Our current Federal Administration has set a course for achieving transformational change through modernizing electronic government. This paper outlines how to become compliant.
What's in this Guide
Background and outlook - why government agencies are moving to electronic records. There are two important presidential mandates addressing the requirement for change.
Challenges to overcome - why paper is a problem. Paper records cost money, hurt cross-agency collaboration, and add unnecessary risk. But, moving to digital records has it's own challenges.
Solution and opportunity overview - what moving to electronic records looks like, and the impact to both agencies and the public.
Deadlines - there are upcoming deadlines, starting December 2019. I'll guide your through what's required.
Required metadata - metadata is required on all electronic records. There are 15 required fields, and I describe each one.
How to get started - tips on how to approach the transition to electronic records, the skills you need, and how to bring key personnel together to ensure success.
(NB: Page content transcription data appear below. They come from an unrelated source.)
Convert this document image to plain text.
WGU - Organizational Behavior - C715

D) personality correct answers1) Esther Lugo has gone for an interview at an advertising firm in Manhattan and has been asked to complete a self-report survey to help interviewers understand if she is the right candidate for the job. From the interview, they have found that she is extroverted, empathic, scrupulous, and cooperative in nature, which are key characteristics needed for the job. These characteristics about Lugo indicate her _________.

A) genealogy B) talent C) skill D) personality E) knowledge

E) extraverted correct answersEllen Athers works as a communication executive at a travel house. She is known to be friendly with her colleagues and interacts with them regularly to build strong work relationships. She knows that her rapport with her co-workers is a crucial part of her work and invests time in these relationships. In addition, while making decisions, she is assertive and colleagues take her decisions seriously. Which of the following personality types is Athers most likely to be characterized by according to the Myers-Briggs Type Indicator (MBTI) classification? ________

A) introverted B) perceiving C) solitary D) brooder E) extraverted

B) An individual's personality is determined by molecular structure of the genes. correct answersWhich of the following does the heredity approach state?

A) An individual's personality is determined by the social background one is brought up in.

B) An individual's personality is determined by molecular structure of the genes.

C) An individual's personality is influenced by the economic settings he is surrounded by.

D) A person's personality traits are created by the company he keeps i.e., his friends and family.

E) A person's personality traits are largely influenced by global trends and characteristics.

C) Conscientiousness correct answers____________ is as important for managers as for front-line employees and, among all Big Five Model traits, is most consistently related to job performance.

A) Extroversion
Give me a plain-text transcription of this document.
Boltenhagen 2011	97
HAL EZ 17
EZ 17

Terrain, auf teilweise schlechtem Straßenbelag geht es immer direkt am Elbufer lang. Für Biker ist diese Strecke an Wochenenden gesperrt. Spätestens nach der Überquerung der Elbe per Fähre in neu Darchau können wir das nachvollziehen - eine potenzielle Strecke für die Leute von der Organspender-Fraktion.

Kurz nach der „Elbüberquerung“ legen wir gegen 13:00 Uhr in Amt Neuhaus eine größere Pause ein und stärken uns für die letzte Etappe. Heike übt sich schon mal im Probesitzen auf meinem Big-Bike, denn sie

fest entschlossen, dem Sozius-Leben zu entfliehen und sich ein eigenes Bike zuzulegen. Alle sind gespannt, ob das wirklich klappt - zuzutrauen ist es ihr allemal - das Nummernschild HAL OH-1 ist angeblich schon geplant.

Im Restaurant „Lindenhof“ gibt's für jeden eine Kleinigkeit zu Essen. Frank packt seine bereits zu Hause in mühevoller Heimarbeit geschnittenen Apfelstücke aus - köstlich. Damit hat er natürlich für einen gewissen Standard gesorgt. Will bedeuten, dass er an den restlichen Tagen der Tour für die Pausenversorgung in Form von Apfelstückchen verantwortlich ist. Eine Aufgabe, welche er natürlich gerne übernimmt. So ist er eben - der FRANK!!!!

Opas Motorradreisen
Technology overview - what's involved in moving to electronic records. I'll overview everything from microform scanners, software choices, image processing, OCR, and storage options.
Vendor selection - how to find a good fit with potential vendors, and the importance of an accurate requirements list.
Additional resources - I've prepared a detailed list of websites to review for recommended products, software, vendors, and professional organizations.
Background and Outlook
In March of 2018, the President issued a President’s Management Agenda[i] (PMA) establishing a sweeping vision to focus on improving the following six key areas: our country’s mission, customer service, stewardship, information technology, data transparency, and the workforce of the 21st century.
In addition, three months later in June 2018, a proposal was made to transition federal agency business processes and recordkeeping to a fully electronic environment, and end the National Archives and Records Administration’s (NARA) acceptance of paper records by December 31, 2022[ii].
This will improve agency efficiency, effectiveness, and responsiveness to citizens by converting paper-based processes to electronic workflows, expanding online services, and enhancing management of government records, data, and information.
The Federal Government spends hundreds of millions of taxpayer dollars and thousands of hours creating, using, searching, and storing paper records. Storage facilities and handling electronic requests for paper records force citizens to conduct business where records can only be extracted manually - and at great expense.
Cost-effective solutions must be considered by every federal agency to transition to an electronic environment in support of this new reform plan.
All federal agencies are directed to comply with all records management, laws, and regulations. More specifically, agencies must:
- Ensure that all federal records are created, retained, and managed in electronic formats with appropriate metadata; and
- Consistent with records management laws and regulations, develop plans to close agency-operated storage facilities for paper and other, analog records, and transfer those records to Federal Records Centers operated by NARA or commercial storage facilities.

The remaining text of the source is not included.